10. Há, pois, que recordar, por um lado, que, não ocorrendo dupla conforme quanto à indemnização concedida em 1.ª e 2.ª Instâncias, não pode colocar-se a intervenção do Supremo Tribunal de Justiça no domínio do recurso de revista excepcional.

E, por outro, que, tratando-se de indemnização por danos não patrimoniais, se forem suficientemente graves para justificarem uma indemnização (n.º 1 do artigo 496.º do Código Civil), o seu montante é fixado segundo critérios de equidade (n.º 3 do mesmo artigo 496.º).

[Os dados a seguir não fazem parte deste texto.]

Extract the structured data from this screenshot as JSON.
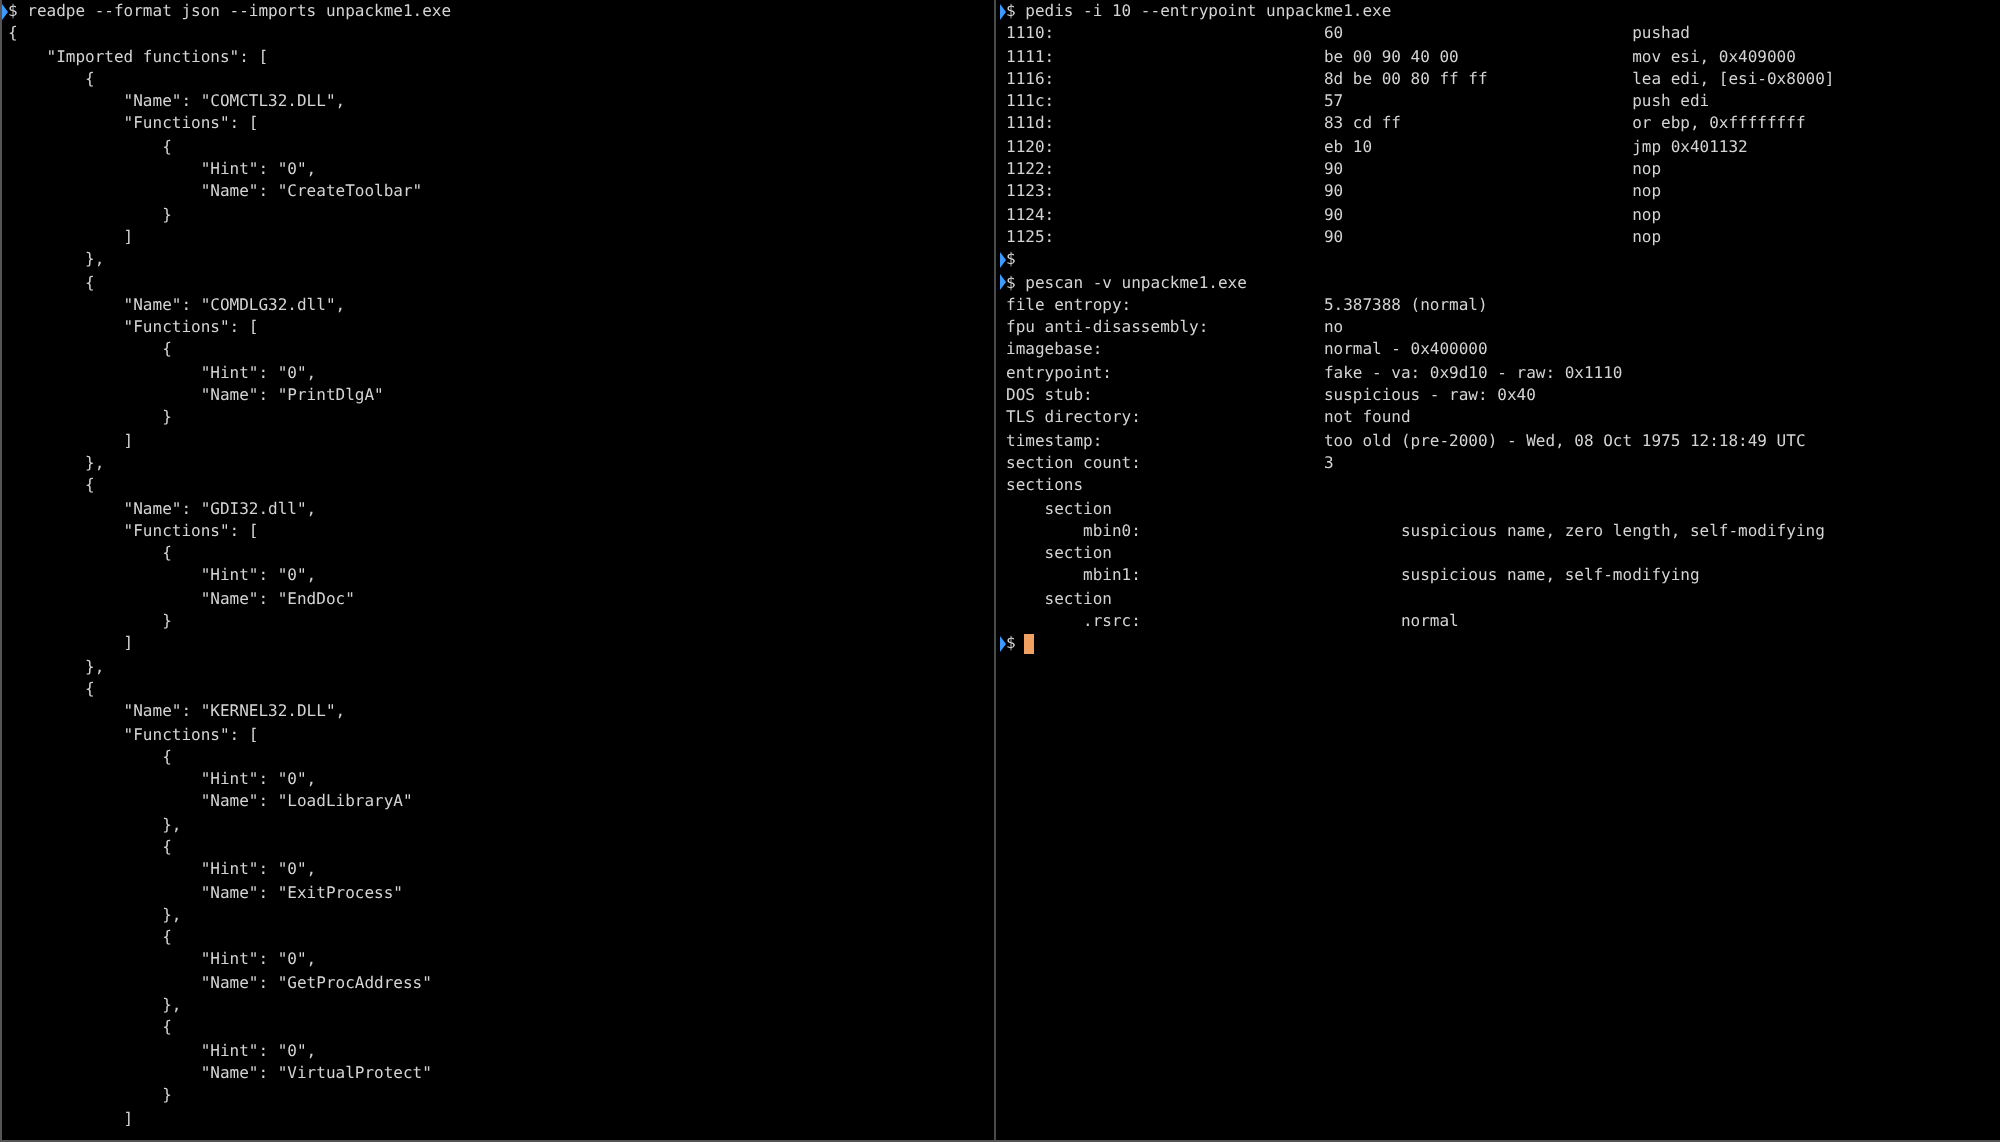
{
  "left_pane": {
    "command": "$ readpe --format json --imports unpackme1.exe",
    "lines": [
      "{",
      "    \"Imported functions\": [",
      "        {",
      "            \"Name\": \"COMCTL32.DLL\",",
      "            \"Functions\": [",
      "                {",
      "                    \"Hint\": \"0\",",
      "                    \"Name\": \"CreateToolbar\"",
      "                }",
      "            ]",
      "        },",
      "        {",
      "            \"Name\": \"COMDLG32.dll\",",
      "            \"Functions\": [",
      "                {",
      "                    \"Hint\": \"0\",",
      "                    \"Name\": \"PrintDlgA\"",
      "                }",
      "            ]",
      "        },",
      "        {",
      "            \"Name\": \"GDI32.dll\",",
      "            \"Functions\": [",
      "                {",
      "                    \"Hint\": \"0\",",
      "                    \"Name\": \"EndDoc\"",
      "                }",
      "            ]",
      "        },",
      "        {",
      "            \"Name\": \"KERNEL32.DLL\",",
      "            \"Functions\": [",
      "                {",
      "                    \"Hint\": \"0\",",
      "                    \"Name\": \"LoadLibraryA\"",
      "                },",
      "                {",
      "                    \"Hint\": \"0\",",
      "                    \"Name\": \"ExitProcess\"",
      "                },",
      "                {",
      "                    \"Hint\": \"0\",",
      "                    \"Name\": \"GetProcAddress\"",
      "                },",
      "                {",
      "                    \"Hint\": \"0\",",
      "                    \"Name\": \"VirtualProtect\"",
      "                }",
      "            ]"
    ]
  },
  "right_pane": {
    "disassembly": {
      "command": "$ pedis -i 10 --entrypoint unpackme1.exe",
      "rows": [
        {
          "address": "1110:",
          "bytes": "60",
          "instruction": "pushad"
        },
        {
          "address": "1111:",
          "bytes": "be 00 90 40 00",
          "instruction": "mov esi, 0x409000"
        },
        {
          "address": "1116:",
          "bytes": "8d be 00 80 ff ff",
          "instruction": "lea edi, [esi-0x8000]"
        },
        {
          "address": "111c:",
          "bytes": "57",
          "instruction": "push edi"
        },
        {
          "address": "111d:",
          "bytes": "83 cd ff",
          "instruction": "or ebp, 0xffffffff"
        },
        {
          "address": "1120:",
          "bytes": "eb 10",
          "instruction": "jmp 0x401132"
        },
        {
          "address": "1122:",
          "bytes": "90",
          "instruction": "nop"
        },
        {
          "address": "1123:",
          "bytes": "90",
          "instruction": "nop"
        },
        {
          "address": "1124:",
          "bytes": "90",
          "instruction": "nop"
        },
        {
          "address": "1125:",
          "bytes": "90",
          "instruction": "nop"
        }
      ],
      "prompt": "$"
    },
    "scan": {
      "command": "$ pescan -v unpackme1.exe",
      "fields": [
        {
          "label": "file entropy:",
          "value": "5.387388 (normal)"
        },
        {
          "label": "fpu anti-disassembly:",
          "value": "no"
        },
        {
          "label": "imagebase:",
          "value": "normal - 0x400000"
        },
        {
          "label": "entrypoint:",
          "value": "fake - va: 0x9d10 - raw: 0x1110"
        },
        {
          "label": "DOS stub:",
          "value": "suspicious - raw: 0x40"
        },
        {
          "label": "TLS directory:",
          "value": "not found"
        },
        {
          "label": "timestamp:",
          "value": "too old (pre-2000) - Wed, 08 Oct 1975 12:18:49 UTC"
        },
        {
          "label": "section count:",
          "value": "3"
        }
      ],
      "sections": {
        "label": "sections",
        "children": [
          {
            "label": "section",
            "children": [
              {
                "label": "mbin0:",
                "value": "suspicious name, zero length, self-modifying"
              }
            ]
          },
          {
            "label": "section",
            "children": [
              {
                "label": "mbin1:",
                "value": "suspicious name, self-modifying"
              }
            ]
          },
          {
            "label": "section",
            "children": [
              {
                "label": ".rsrc:",
                "value": "normal"
              }
            ]
          }
        ]
      },
      "prompt": "$",
      "cursor": true
    }
  }
}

Ora, como se recorda, por exemplo, no acórdão de 20 de Novembro de 2014, www.dgsi.pt, proc. n.º 5572/05.0TVLSB.L1.S1, «como o Supremo Tribunal da Justiça já observou em diversas ocasiões (cfr., por exemplo, o acórdão de 28 de Outubro de 2010 (www.dgsi.pt, proc. nº272/06.7TBMTR.P1.S1, em parte por remissão para o acórdão de 5 de Novembro de 2009, www.dgsi.pt, proc. nº 381-2002.S1), “a aplicação de puros juízos de equidade não traduz, em bom rigor, a resolução de uma «questão de direito»”; se é chamado a pronunciar-se sobre “o cálculo da indemnização” que “haja assentado decisivamente em juízos de equidade”, não lhe “compete a determinação exacta do valor pecuniário a arbitrar (…), mas tão somente a verificação acerca dos limites e pressupostos dentro dos quais se situou o referido juízo equitativo, formulado pelas instâncias face à ponderação casuística da individualidade do caso concreto «sub iudicio»”. Cfr. ainda os acórdãos de 10 de Outubro de 2012, www.dgsi.pt, proc. 643/2001.G1.S1 ou de 21 de Fevereiro de 2013, www.dgsi.pt, proc.nº 2044/06.0TJVNF.P1.S1;

A utilização de critérios de equidade não impede que se tenham em conta as exigências do princípio da igualdade (…) A prossecução desse princípio implica a procura de uma uniformização de critérios, naturalmente não incompatível com a devida atenção às circunstâncias do caso (acórdão de 22 de Janeiro de 2009, proc. 07B4242, www.dgsi.pt). Nas palavras do acórdão deste Supremo Tribunal de 31 de Janeiro de 2012 (www.dgsi.pt, proc. nº 875/05.7TBILH.C1.S1), “os tribunais não podem nem devem contribuir de nenhuma forma para alimentar a ideia de que neste campo as coisas são mais ou menos aleatórias, vogando ao sabor do acaso ou do arbítrio judicial. Se a justiça, como cremos, tem implícita a ideia de proporção, de medida, de adequação, de relativa previsibilidade, é no âmbito do direito privado e, mais precisamente, na área da responsabilidade civil que a afirmação desses vectores se torna mais premente e necessária, já que eles conduzem em linha recta à efectiva concretização do princípio da igualdade consagrado no artº 13º da Constituição” ( cfr. acórdão do Supremo Tribunal de Justiça de 21 de Fevereiro de 2013 cit.)».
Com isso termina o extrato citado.